Jをめぐる冒険BACK NUMBER
結局、鹿島と何が違うのだろうか。
浦和の「勝負強さ」問題はまだ続く。
text by
飯尾篤史Atsushi Iio
photograph byKyodo News
posted2017/09/22 13:00
「力はあるけど勝負弱い」という屈辱的な評価を、浦和レッズは覆すことができるのだろうか。
小笠原の危機感が、チームの雰囲気を締めるのか。
この2年間、矢島は試合経験を積むためにファジアーノ岡山に期限付き移籍していた。そこで目にしたのが、鹿島のOBである岩政のセットプレーの練習ひとつとっても妥協せず、細かく、厳しい姿勢だったという。
「大樹さんの姿を見てきただけに、鹿島もピリピリとした雰囲気の中でやっているのかなって。それは今の浦和にはないもので、セットプレーの練習にしても、ふわっとした感じで終わってしまう。結果論ですけど、こういう試合で鹿島はちゃんと勝つし、浦和は最近鹿島に競り負けているイメージがあるので、やっぱり細かいところから、熱量を持ってしっかりやっていかないといけないと思いましたね」
セットプレーやスローインのマークの仕方など、子どもの頃から何十年もやってきたわけで、それをどこまで細かく、厳しく、突き詰められるか。

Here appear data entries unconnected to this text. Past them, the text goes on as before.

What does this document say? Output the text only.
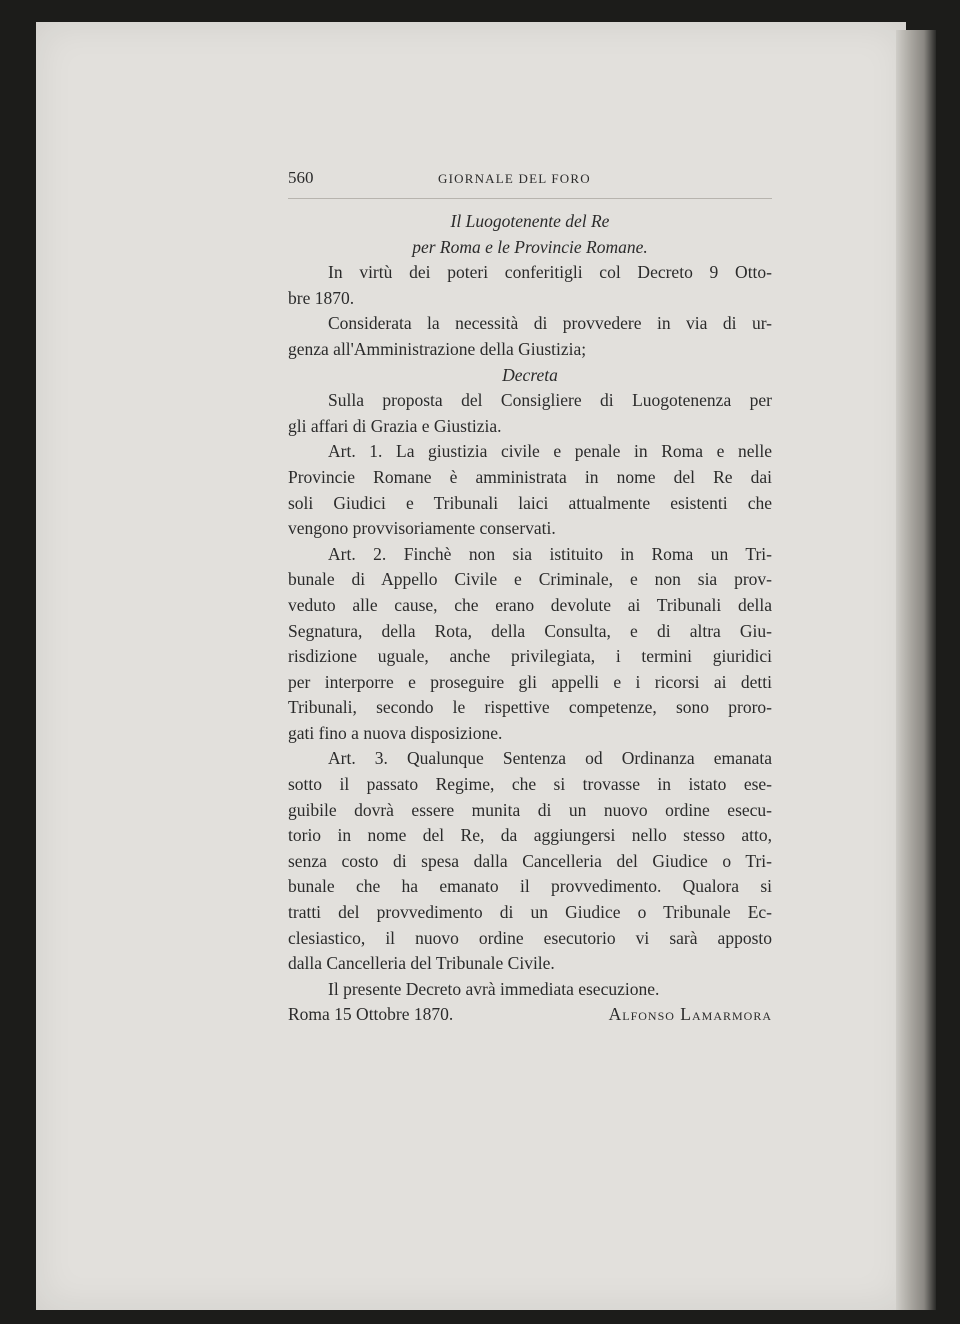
560	GIORNALE DEL FORO
Il Luogotenente del Re
per Roma e le Provincie Romane.
In virtù dei poteri conferitigli col Decreto 9 Otto-
bre 1870.
Considerata la necessità di provvedere in via di ur-
genza all'Amministrazione della Giustizia;
Decreta
Sulla proposta del Consigliere di Luogotenenza per
gli affari di Grazia e Giustizia.
Art. 1. La giustizia civile e penale in Roma e nelle
Provincie Romane è amministrata in nome del Re dai
soli Giudici e Tribunali laici attualmente esistenti che
vengono provvisoriamente conservati.
Art. 2. Finchè non sia istituito in Roma un Tri-
bunale di Appello Civile e Criminale, e non sia prov-
veduto alle cause, che erano devolute ai Tribunali della
Segnatura, della Rota, della Consulta, e di altra Giu-
risdizione uguale, anche privilegiata, i termini giuridici
per interporre e proseguire gli appelli e i ricorsi ai detti
Tribunali, secondo le rispettive competenze, sono proro-
gati fino a nuova disposizione.
Art. 3. Qualunque Sentenza od Ordinanza emanata
sotto il passato Regime, che si trovasse in istato ese-
guibile dovrà essere munita di un nuovo ordine esecu-
torio in nome del Re, da aggiungersi nello stesso atto,
senza costo di spesa dalla Cancelleria del Giudice o Tri-
bunale che ha emanato il provvedimento. Qualora si
tratti del provvedimento di un Giudice o Tribunale Ec-
clesiastico, il nuovo ordine esecutorio vi sarà apposto
dalla Cancelleria del Tribunale Civile.
Il presente Decreto avrà immediata esecuzione.
Roma 15 Ottobre 1870.	Alfonso Lamarmora
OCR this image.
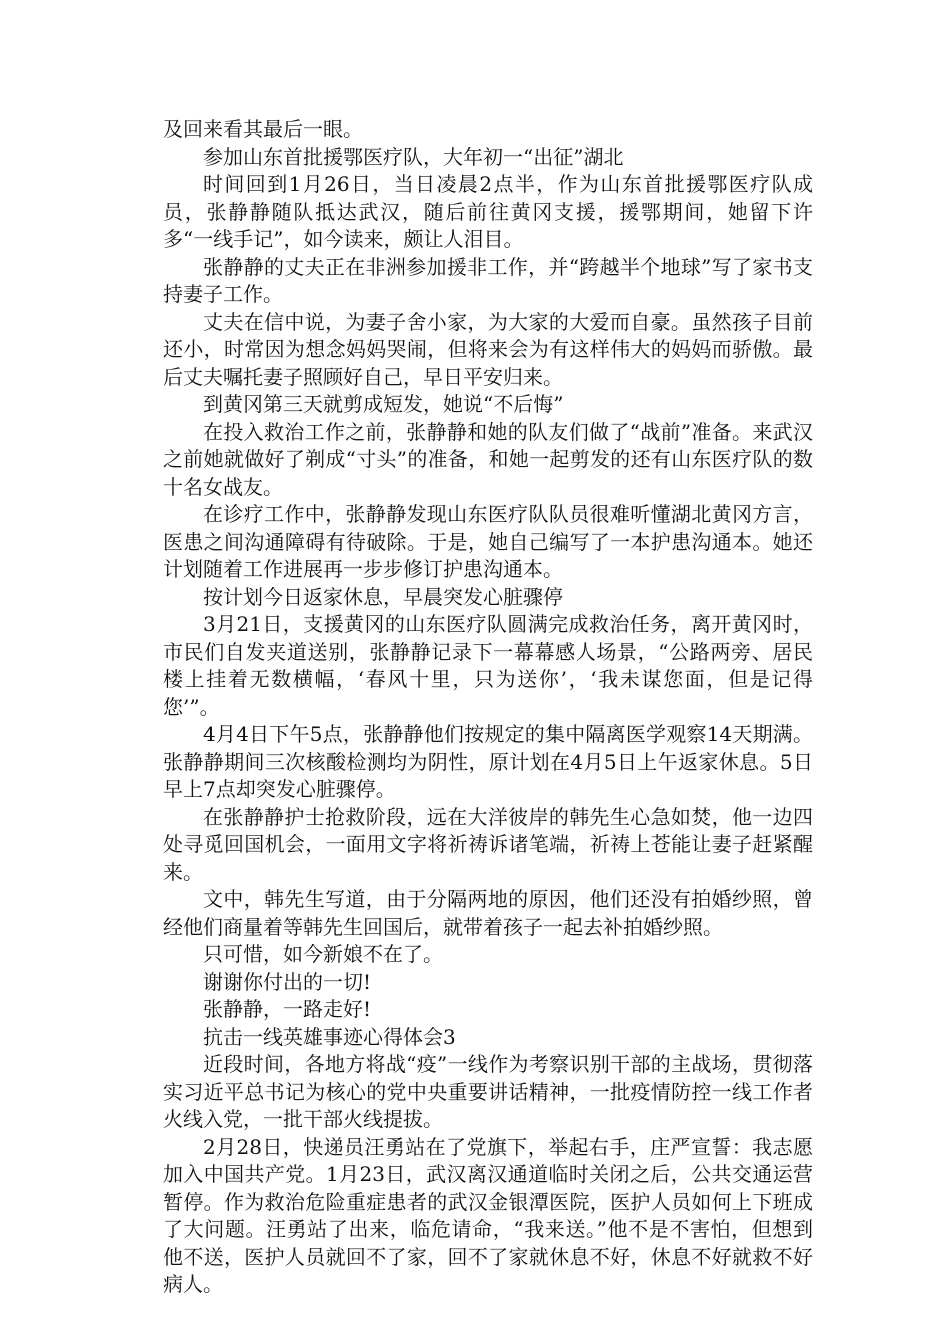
及回来看其最后一眼。

参加山东首批援鄂医疗队，大年初一“出征”湖北

时间回到1月26日，当日凌晨2点半，作为山东首批援鄂医疗队成员，张静静随队抵达武汉，随后前往黄冈支援，援鄂期间，她留下许多“一线手记”，如今读来，颇让人泪目。

张静静的丈夫正在非洲参加援非工作，并“跨越半个地球”写了家书支持妻子工作。

丈夫在信中说，为妻子舍小家，为大家的大爱而自豪。虽然孩子目前还小，时常因为想念妈妈哭闹，但将来会为有这样伟大的妈妈而骄傲。最后丈夫嘱托妻子照顾好自己，早日平安归来。

到黄冈第三天就剪成短发，她说“不后悔”

在投入救治工作之前，张静静和她的队友们做了“战前”准备。来武汉之前她就做好了剃成“寸头”的准备，和她一起剪发的还有山东医疗队的数十名女战友。

在诊疗工作中，张静静发现山东医疗队队员很难听懂湖北黄冈方言，医患之间沟通障碍有待破除。于是，她自己编写了一本护患沟通本。她还计划随着工作进展再一步步修订护患沟通本。

按计划今日返家休息，早晨突发心脏骤停

3月21日，支援黄冈的山东医疗队圆满完成救治任务，离开黄冈时，市民们自发夹道送别，张静静记录下一幕幕感人场景，“公路两旁、居民楼上挂着无数横幅，‘春风十里，只为送你’，‘我未谋您面，但是记得您’”。

4月4日下午5点，张静静他们按规定的集中隔离医学观察14天期满。张静静期间三次核酸检测均为阴性，原计划在4月5日上午返家休息。5日早上7点却突发心脏骤停。

在张静静护士抢救阶段，远在大洋彼岸的韩先生心急如焚，他一边四处寻觅回国机会，一面用文字将祈祷诉诸笔端，祈祷上苍能让妻子赶紧醒来。

文中，韩先生写道，由于分隔两地的原因，他们还没有拍婚纱照，曾经他们商量着等韩先生回国后，就带着孩子一起去补拍婚纱照。

只可惜，如今新娘不在了。

谢谢你付出的一切!

张静静，一路走好!

抗击一线英雄事迹心得体会3

近段时间，各地方将战“疫”一线作为考察识别干部的主战场，贯彻落实习近平总书记为核心的党中央重要讲话精神，一批疫情防控一线工作者火线入党，一批干部火线提拔。

2月28日，快递员汪勇站在了党旗下，举起右手，庄严宣誓：我志愿加入中国共产党。1月23日，武汉离汉通道临时关闭之后，公共交通运营暂停。作为救治危险重症患者的武汉金银潭医院，医护人员如何上下班成了大问题。汪勇站了出来，临危请命，“我来送。”他不是不害怕，但想到他不送，医护人员就回不了家，回不了家就休息不好，休息不好就救不好病人。
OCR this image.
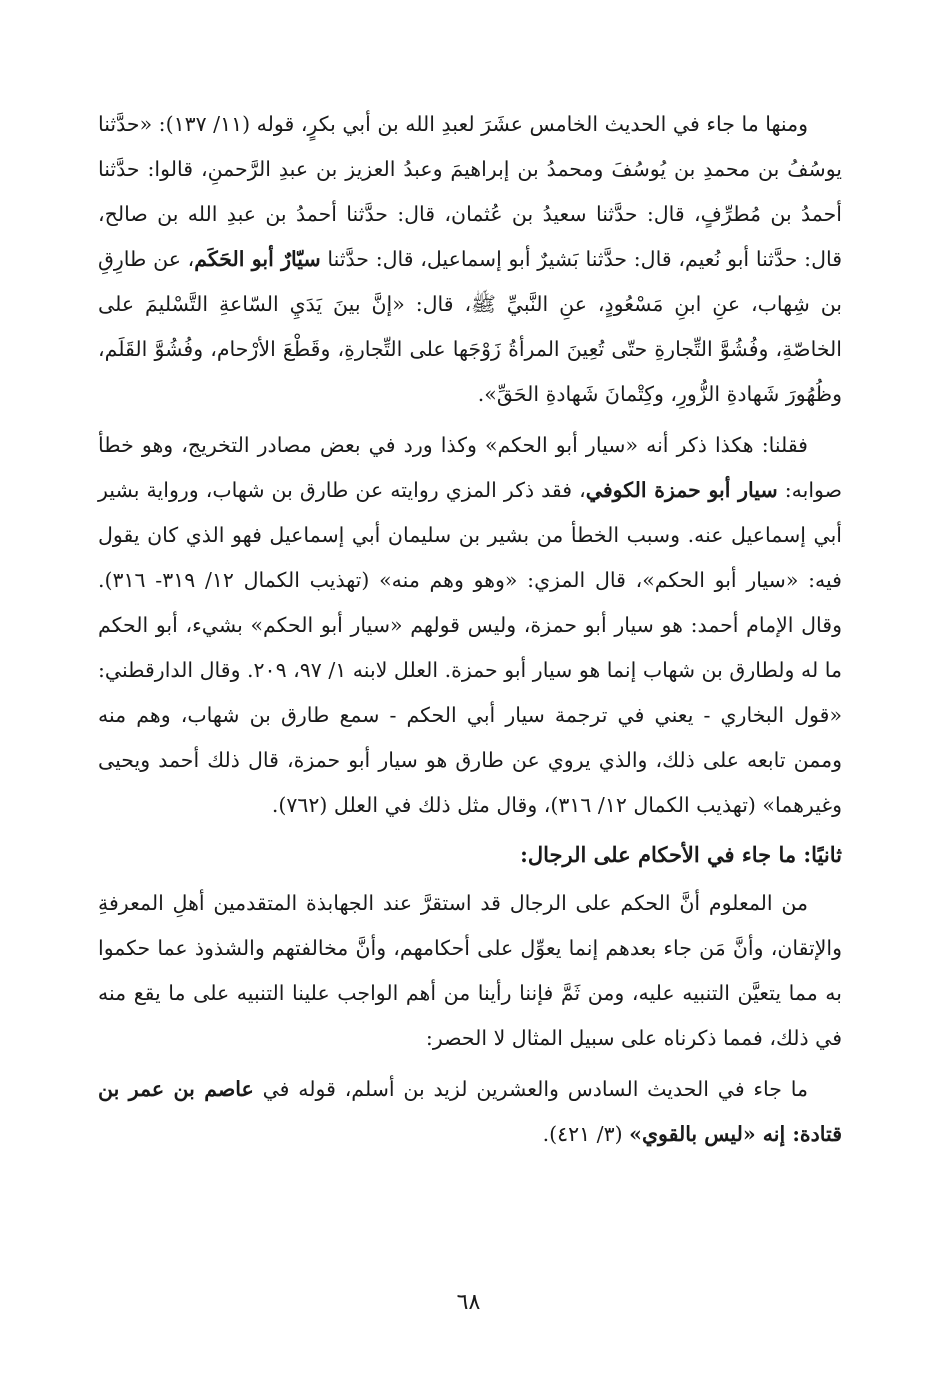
ومنها ما جاء في الحديث الخامس عشَرَ لعبدِ الله بن أبي بكرٍ، قوله (١١/ ١٣٧): «حدَّثنا يوسُفُ بن محمدِ بن يُوسُفَ ومحمدُ بن إبراهيمَ وعبدُ العزيز بن عبدِ الرَّحمنِ، قالوا: حدَّثنا أحمدُ بن مُطرِّفٍ، قال: حدَّثنا سعيدُ بن عُثمان، قال: حدَّثنا أحمدُ بن عبدِ الله بن صالح، قال: حدَّثنا أبو نُعيم، قال: حدَّثنا بَشيرٌ أبو إسماعيل، قال: حدَّثنا سيّارٌ أبو الحَكَم، عن طارِقِ بن شِهاب، عنِ ابنِ مَسْعُودٍ، عنِ النَّبيِّ ﷺ، قال: «إنَّ بينَ يَدَيِ السّاعةِ التَّسْليمَ على الخاصّةِ، وفُشُوَّ التِّجارةِ حتّى تُعِينَ المرأةُ زَوْجَها على التِّجارةِ، وقَطْعَ الأرْحام، وفُشُوَّ القَلَم، وظُهُورَ شَهادةِ الزُّورِ، وكِتْمانَ شَهادةِ الحَقِّ».

فقلنا: هكذا ذكر أنه «سيار أبو الحكم» وكذا ورد في بعض مصادر التخريج، وهو خطأ صوابه: سيار أبو حمزة الكوفي، فقد ذكر المزي روايته عن طارق بن شهاب، ورواية بشير أبي إسماعيل عنه. وسبب الخطأ من بشير بن سليمان أبي إسماعيل فهو الذي كان يقول فيه: «سيار أبو الحكم»، قال المزي: «وهو وهم منه» (تهذيب الكمال ١٢/ ٣١٩- ٣١٦). وقال الإمام أحمد: هو سيار أبو حمزة، وليس قولهم «سيار أبو الحكم» بشيء، أبو الحكم ما له ولطارق بن شهاب إنما هو سيار أبو حمزة. العلل لابنه ١/ ٩٧، ٢٠٩. وقال الدارقطني: «قول البخاري - يعني في ترجمة سيار أبي الحكم - سمع طارق بن شهاب، وهم منه وممن تابعه على ذلك، والذي يروي عن طارق هو سيار أبو حمزة، قال ذلك أحمد ويحيى وغيرهما» (تهذيب الكمال ١٢/ ٣١٦)، وقال مثل ذلك في العلل (٧٦٢).

ثانيًا: ما جاء في الأحكام على الرجال:

من المعلوم أنَّ الحكم على الرجال قد استقرَّ عند الجهابذة المتقدمين أهلِ المعرفةِ والإتقان، وأنَّ مَن جاء بعدهم إنما يعوِّل على أحكامهم، وأنَّ مخالفتهم والشذوذ عما حكموا به مما يتعيَّن التنبيه عليه، ومن ثَمَّ فإننا رأينا من أهم الواجب علينا التنبيه على ما يقع منه في ذلك، فمما ذكرناه على سبيل المثال لا الحصر:

ما جاء في الحديث السادس والعشرين لزيد بن أسلم، قوله في عاصم بن عمر بن قتادة: إنه «ليس بالقوي» (٣/ ٤٢١).

٦٨
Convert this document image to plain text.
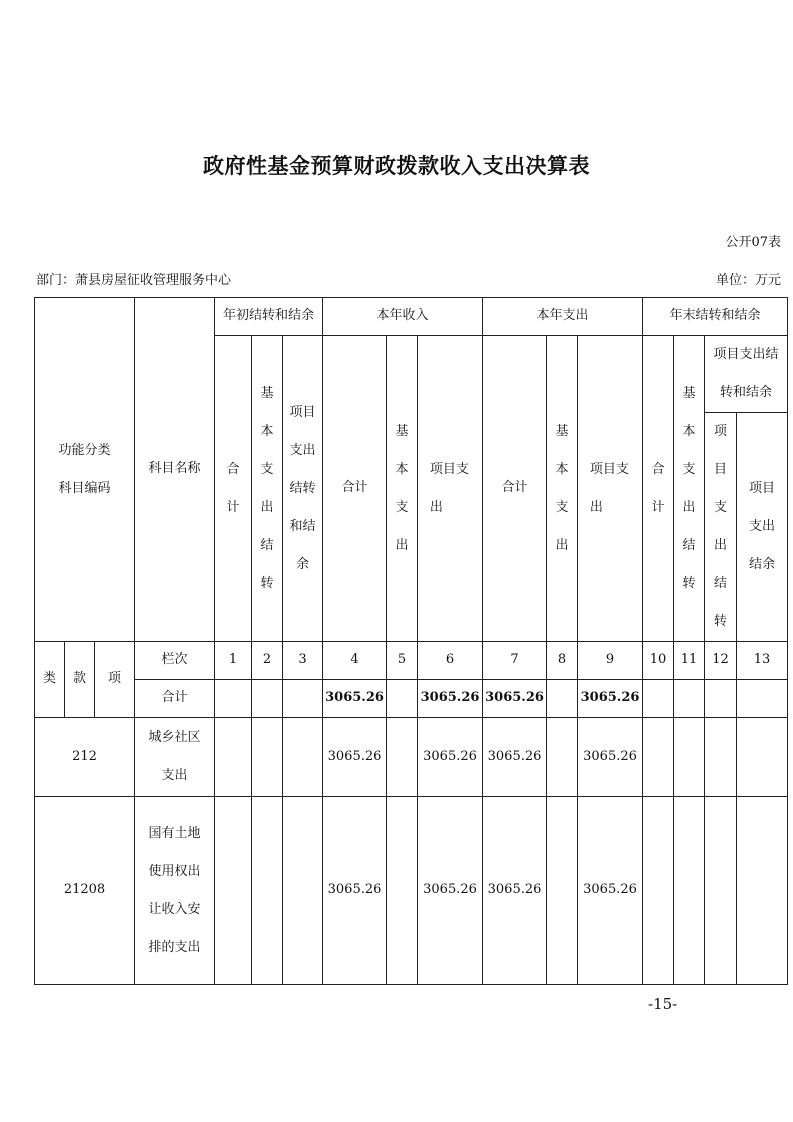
政府性基金预算财政拨款收入支出决算表
公开07表
部门：萧县房屋征收管理服务中心	单位：万元
功能分类科目编码			科目名称	年初结转和结余			本年收入			本年支出			年末结转和结余			
				合计	基本支出结转	项目支出结转和结余	合计	基本支出	项目支出	合计	基本支出	项目支出	合计	基本支出结转	项目支出结转和结余	
															项目支出结转	项目支出结余
类	款	项	栏次	1	2	3	4	5	6	7	8	9	10	11	12	13
			合计				3065.26		3065.26	3065.26		3065.26				
212			城乡社区支出				3065.26		3065.26	3065.26		3065.26				
21208			国有土地使用权出让收入安排的支出				3065.26		3065.26	3065.26		3065.26				
-15-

先日、鹿島のキャプテンである小笠原満男からこんな話を聞いた。
「20代の頃はダッシュをサボっても、疲れているんだろうって思われたけど、今は少しでも手を抜けば、終わりが近いなっていう見方をされる。だから、今はそれを見せない戦いだし、引退のプレッシャーとの戦い。走れない、勝てないなら、俺がいる意味はないですからね」
チーム最年長の38歳がこの危機感、このテンションで日々のトレーニングに臨んでいるのだから、鹿島のトレーニングの雰囲気は推して知るべしだろう。
土居「叩いてやろうと思いました」
ちなみに鹿島の選手たちは、この日の浦和のメンバーを試合前のミーティング中に知った。そこには柏木陽介の名前も、ラファエル・シルバの名前もなく、最も警戒すべき興梠慎三の名前も、ベンチメンバーの中にあった。
そこで大岩剛監督は「舐められていると捉えてもおかしくないメンバーだ」と熱弁して、選手の心を焚き付けた。
むろん、浦和が舐めたなんてことはなく、負傷やコンディションの問題でメンバーを入れ替えたわけだが、鹿島からすれば、レギュラーメンバーではないという事実がすべてだった。土居が言う。
「前線の選手が予想とだいぶ違った。僕らがこの一戦に懸けていた想いは強かったですし、剛さんからも熱い言葉というか、『こういうメンバーで来ているぞ』って言われて、高まっていた気持ちがさらに高まったというか、叩いてやろうと思いました」
鹿島の勝利をもぎ取る力を語るうえで、こうした大岩監督のモチベーターとしての手腕も見逃せない。